An Atheist's Tale
First-time novelists are content usually to tell a good story. Only occasionally does one gamble in an attempt to convince readers of a controversial view. Outside Looking In by Eugene's Gil Gaudia attempts both and succeeds with me.
There is a thread -- sometimes more like a rope -- of autobiography in this tale of an independent-minded boy from the streets of depression-era New York City. Late in life, the protagonist, Gene Geminni, finds a measure of peace living in Oregon with his lifelong partner, Ginny, a pseudonym for Gaudia's wife, Jeanne.
Wherever Gene travels or whatever circumstances he finds himself in, the author advances his thesis that non-believers are persecuted by intolerant people who believe in an institutional "god." Note the irony in the favorite expletive of the atheist hero: "For Christ's sake!"
Gaudia's view is a reaction to Pascal's Wager, the philosophical suggestion that a belief in "god" can be logical and pragmatic: "You weigh the gain and loss by wagering that god does exist. If you are right, you gain all. If you lose because god does not exist, there's really nothing to be lost. So one has to wager that god does exist."
Prior to undergoing kidney surgery, Gene has a pre-operation visit with the surgeon, who asks Gene and Ginny to join hands with him and "pray for God to guide my hands."
Gene explodes: "Not on your (______g) life! If you think I'm going to let someone chop into my body while he's counting on some mysterious being to be responsible for it going right, you're out of your mind!"

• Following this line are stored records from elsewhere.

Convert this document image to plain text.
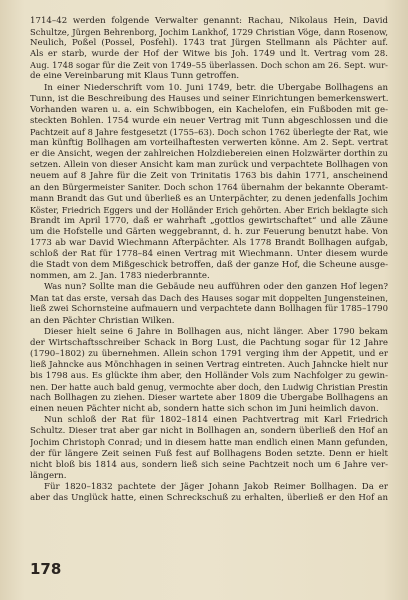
1714–42 werden folgende Verwalter genannt: Rachau, Nikolaus Hein, David
Schultze, Jürgen Behrenborg, Jochim Lankhof, 1729 Christian Vöge, dann Rosenow,
Neulich, Poßel (Possel, Posfehl). 1743 trat Jürgen Stellmann als Pächter auf.
Als er starb, wurde der Hof der Witwe bis Joh. 1749 und lt. Vertrag vom 28.
Aug. 1748 sogar für die Zeit von 1749–55 überlassen. Doch schon am 26. Sept. wur-
de eine Vereinbarung mit Klaus Tunn getroffen.
In einer Niederschrift vom 10. Juni 1749, betr. die Übergabe Bollhagens an
Tunn, ist die Beschreibung des Hauses und seiner Einrichtungen bemerkenswert.
Vorhanden waren u. a. ein Schwibbogen, ein Kachelofen, ein Fußboden mit ge-
steckten Bohlen. 1754 wurde ein neuer Vertrag mit Tunn abgeschlossen und die
Pachtzeit auf 8 Jahre festgesetzt (1755–63). Doch schon 1762 überlegte der Rat, wie
man künftig Bollhagen am vorteilhaftesten verwerten könne. Am 2. Sept. vertrat
er die Ansicht, wegen der zahlreichen Holzdiebereien einen Holzwärter dorthin zu
setzen. Allein von dieser Ansicht kam man zurück und verpachtete Bollhagen von
neuem auf 8 Jahre für die Zeit von Trinitatis 1763 bis dahin 1771, anscheinend
an den Bürgermeister Saniter. Doch schon 1764 übernahm der bekannte Oberamt-
mann Brandt das Gut und überließ es an Unterpächter, zu denen jedenfalls Jochim
Köster, Friedrich Eggers und der Holländer Erich gehörten. Aber Erich beklagte sich
Brandt im April 1770, daß er wahrhaft „gottlos gewirtschaftet“ und alle Zäune
um die Hofstelle und Gärten weggebrannt, d. h. zur Feuerung benutzt habe. Von
1773 ab war David Wiechmann Afterpächter. Als 1778 Brandt Bollhagen aufgab,
schloß der Rat für 1778–84 einen Vertrag mit Wiechmann. Unter diesem wurde
die Stadt von dem Mißgeschick betroffen, daß der ganze Hof, die Scheune ausge-
nommen, am 2. Jan. 1783 niederbrannte.
Was nun? Sollte man die Gebäude neu aufführen oder den ganzen Hof legen?
Man tat das erste, versah das Dach des Hauses sogar mit doppelten Jungensteinen,
ließ zwei Schornsteine aufmauern und verpachtete dann Bollhagen für 1785–1790
an den Pächter Christian Wilken.
Dieser hielt seine 6 Jahre in Bollhagen aus, nicht länger. Aber 1790 bekam
der Wirtschaftsschreiber Schack in Borg Lust, die Pachtung sogar für 12 Jahre
(1790–1802) zu übernehmen. Allein schon 1791 verging ihm der Appetit, und er
ließ Jahncke aus Mönchhagen in seinen Vertrag eintreten. Auch Jahncke hielt nur
bis 1798 aus. Es glückte ihm aber, den Holländer Vols zum Nachfolger zu gewin-
nen. Der hatte auch bald genug, vermochte aber doch, den Ludwig Christian Prestin
nach Bollhagen zu ziehen. Dieser wartete aber 1809 die Übergabe Bollhagens an
einen neuen Pächter nicht ab, sondern hatte sich schon im Juni heimlich davon.
Nun schloß der Rat für 1802–1814 einen Pachtvertrag mit Karl Friedrich
Schultz. Dieser trat aber gar nicht in Bollhagen an, sondern überließ den Hof an
Jochim Christoph Conrad; und in diesem hatte man endlich einen Mann gefunden,
der für längere Zeit seinen Fuß fest auf Bollhagens Boden setzte. Denn er hielt
nicht bloß bis 1814 aus, sondern ließ sich seine Pachtzeit noch um 6 Jahre ver-
längern.
Für 1820–1832 pachtete der Jäger Johann Jakob Reimer Bollhagen. Da er
aber das Unglück hatte, einen Schreckschuß zu erhalten, überließ er den Hof an
178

Ginny's intervention repairs the medic-patient relationship, and the operation proceeds and is successful. But even as the anaesthetic dims his awareness, Gene thinks: "How did I get here, trusting a theist who believes a cost-benefit-analysis could pave one's way to heaven?"
The novel speaks to Gaudia's troubled torment over the non-believer's mistreatment in a society that proclaims itself to be god-fearing.